2024 Harvest – Day 6

September 18th, 2024 | Bodega

Although the forecast said that today would be partly cloudy, they were wrong! Wall-to-wall hot sunshine! As mentioned yesterday today we are working in our ‘Caeiro’ vineyard that surrounds the bodega. Effectively this means that the grapes are moved from vine to press sometimes in a matter of minutes, and the flow is constant. OK, many of our vineyards are located within a few kilometres, but picking alongside the bodega is really a luxury that makes life so much easier. Instead of being loaded on trucks or vans, the tractors deliver straight to the cellar door.

Meanwhile, in the bodega, there is also a lot of movement as tanks that were filled a day or two ago with fresh grape must are now moved to clean tanks (after cold settling) where they will await seeding and fermentation. We are often asked about yeast, and whether, for example, we can ferment simply using the natural yeast that exists on the skin of the fruit. Much as we would like to do this, the wild yeast would be enough to provoke a spontaneous fermentation, but unfortunately not enough to complete the whole fermentation, which therefore means that these wild yeasts need some assistance. To an extent this is again down to our climate. If we were able to grow fully organic fruit, then it is possible that the population of wild yeast would be greater, and could possibly do the job on it’s own (albeit I would still have a few doubts). A ‘stuck fermentation’ would probably mean that a tank of wine would still need to be seeded in order to help it fully ferment, and so by seeding from the offset the final result is simply a bit more predictable.

At the end of the day, with our bodega vineyard all but finished, tomorrow we will move on to one our best, and oldest vineyards – ‘El Pazo’ (also in our home village of Barrantes).

 

 

Harvest 2024 – Day 5

September 17th, 2024 | Bodega

When we opened our shutters we discovered yet another fine, sunny morning, but with one significant development….. rain had suddenly appeared on the weather radar (albeit still a few days away). Our teams are already working at top speed, but we still have significant areas to cover, including one of our biggest vineyard sites that we refer to as ‘El Pazo’. Of course, weather forecasts for our immediate area are notoriously inaccurate, in that they can (and often do), change at a moments notice. Having said all that, we will, of course, do our level best to step it up a gear!

Today we are harvesting one of our smaller, local vineyards – Cunchidos. This is a small, one hectare vineyard located in our home village of Barrantes. The fruit from this location is usually slightly lower alcohol and a touch higher acidity than some others, due to a combination of the soils and the aspect (slightly more sheltered). This, however, provides us with a very useful element that we can use during the blending process. (After fermentation several tanks are blended to produce a wine that represents our ‘house’ style – excluding our Castro Martin ‘Family Estate’ which is not blended and comes from just two very specific vineyards).

In recent years, due to the effects of global warming, the average alcoholic degree of albariño from Rias Baixas has been slowly creeping up, and so vineyards such as Cunchidos can often help us to maintain a better balanced wine.
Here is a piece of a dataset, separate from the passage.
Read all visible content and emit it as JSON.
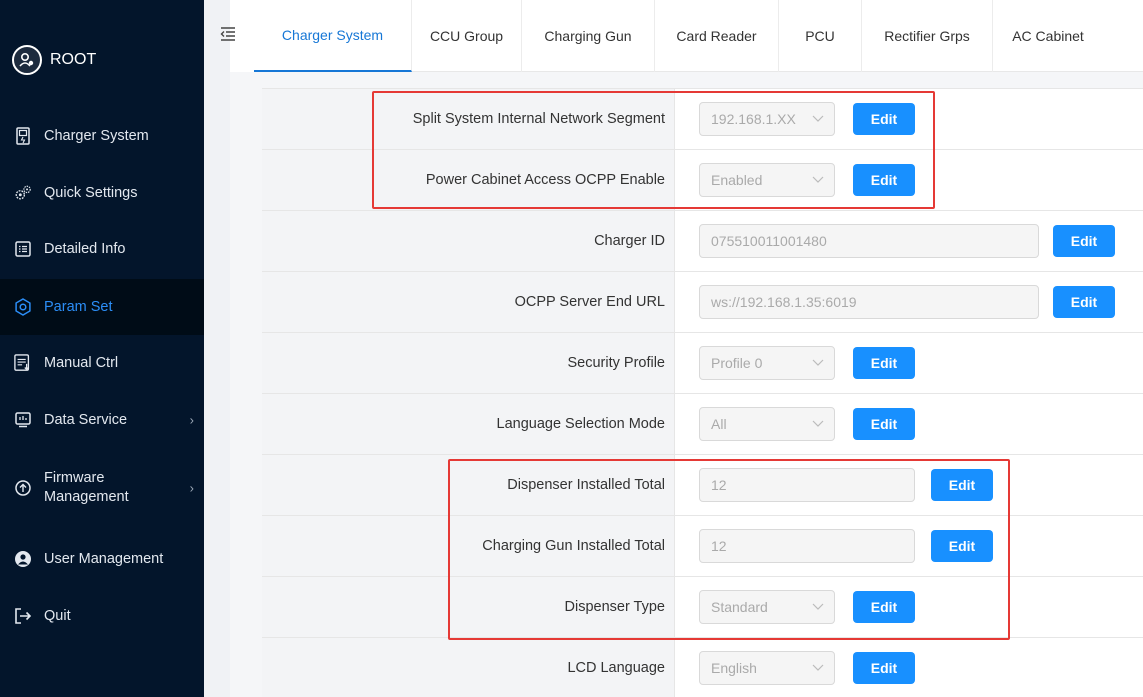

On the other extreme, we have fruit which when ripe turns a deep gold colour, and other grapes that take on not only a golden hue, but actually something of a pink hue (see today’s photo).

By the end of the day Cunchidos was completed without any fuss or incident, and tomorrow we will move on to our ‘Caeiro’ vineyard that surrounds the bodega.

Harvest 2024 – Day 4

September 16th, 2024 | Bodega

Some of our cellar team

Another sunny day here in paradise! Yes, the sun is shining and it looks like it will be a hot one – temperature pushing, or even maybe exceeding, 30°C (86°F). In these conditions we have to keep the whole team, both inside and outside the bodega, well watered. (They also enjoy an occasional ice cream break, all managed by Angela’s sister Elizabeth (or Beby to her friends)).

Indeed, everyone involved works extremely hard during the whole harvest period of normally about a week. Non-stop picking outside, whilst our cellar guys have to multi-task, unloading and palletising grapes, loading the presses, and then washing the empty cases – 2.000 cases in a small wash basin – not bad! (Actually I am lying about the wash basin, we do in fact have a machine for washing cases, albeit, fed by hand at one end, and then clean cases re-stacked at the other). I imagine that many larger (more industrial) cellars might well be more automated than Castro Martin, which is why we always explain to people that there is a lot of manual labour involved in the making of more traditional albariño. Made by hand…. with love!

Sunday, is always a complicated day for collecting grapes, some people are eager to gather fruit whilst they have more family members available (assuming that they are willing), and others would rather have a day with the family, quietly without working. My guess is that it largely depends on the weather forecast, people are more relaxed if they know that the weather is set fair, and are more motivated if it is not. Having said all that this particular Sunday ended up being a very routine day, the main difference being that we are now working both inside and outside the bodega. Hence a rest day only for the lucky few!

 

Harvest 2024 – Day 3

September 15th, 2024 | Bodega

Yet another bright sunny day here in Galicia (although this is never a given at this time of year, and can sometimes change in the blink of an eye). Today our picking team moved on to some of our smaller, more local vineyards here in the village of Barrantes. This move was soon evident as our grapes started to arrive much quicker than over the two previous days working in Castrelo. (Castrelo vineyard is actually the furthest from the bodega that we own, albeit still only about 10km).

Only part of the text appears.